La energía es la industria más grande del mundo (6 billones de dólares). Los procesos y decisiones relacionados con la exploración, desarrollo y producción de petróleo y gas natural generan grandes cantidades de datos. Muchos tipos de datos capturados se utilizan para crear modelos e imágenes de la estructura de la Tierra y las capas a 5.000 - 35.000 pies por debajo de la superficie y para describir las actividades alrededor de los pozos mismos, como las características de deposición, el rendimiento de la maquinaria, los caudales de petróleo, las temperaturas y presiones del yacimiento. [15] El software de análisis prescriptivo puede ayudar tanto con la localización como con la producción de hidrocarburos [16] al tomar datos sísmicos, datos de registros de pozos, datos de producción y otros conjuntos de datos relacionados para prescribir recetas específicas sobre cómo y dónde perforar, completar y producir pozos con el fin de optimizar la recuperación, minimizar los costos y reducir la huella ambiental. [17]

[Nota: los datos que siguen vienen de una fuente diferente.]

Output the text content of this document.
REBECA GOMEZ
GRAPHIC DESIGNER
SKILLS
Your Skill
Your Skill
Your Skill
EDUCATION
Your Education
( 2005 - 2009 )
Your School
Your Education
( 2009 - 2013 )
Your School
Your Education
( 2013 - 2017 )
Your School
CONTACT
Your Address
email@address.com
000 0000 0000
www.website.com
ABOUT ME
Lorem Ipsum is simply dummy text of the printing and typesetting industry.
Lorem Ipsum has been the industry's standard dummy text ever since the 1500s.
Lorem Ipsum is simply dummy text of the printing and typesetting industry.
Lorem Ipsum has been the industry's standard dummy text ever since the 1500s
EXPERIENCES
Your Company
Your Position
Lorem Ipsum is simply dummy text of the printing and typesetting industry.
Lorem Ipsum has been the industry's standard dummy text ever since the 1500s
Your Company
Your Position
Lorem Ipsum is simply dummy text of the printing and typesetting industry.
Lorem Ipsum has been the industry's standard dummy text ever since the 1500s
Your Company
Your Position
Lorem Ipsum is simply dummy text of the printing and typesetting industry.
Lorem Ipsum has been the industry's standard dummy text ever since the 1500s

Desarrollo de recursos no convencionales

Ejemplos de conjuntos de datos estructurados y no estructurados generados por las compañías de petróleo y gas y su ecosistema de proveedores de servicios que se pueden analizar en conjunto utilizando el software de análisis prescriptivo

Como el valor del producto final está determinado por la economía mundial de las materias primas, la base de la competencia para los operadores en exploración y producción upstream es la capacidad de utilizar eficazmente el capital para localizar y extraer recursos de manera más eficiente, eficaz, predecible y segura que sus pares. En los yacimientos de recursos no convencionales, la eficiencia y la eficacia operativas se ven disminuidas por las inconsistencias de los yacimientos y la toma de decisiones se ve perjudicada por los altos grados de incertidumbre. Estos desafíos se manifiestan en forma de factores de recuperación bajos y amplias variaciones de rendimiento.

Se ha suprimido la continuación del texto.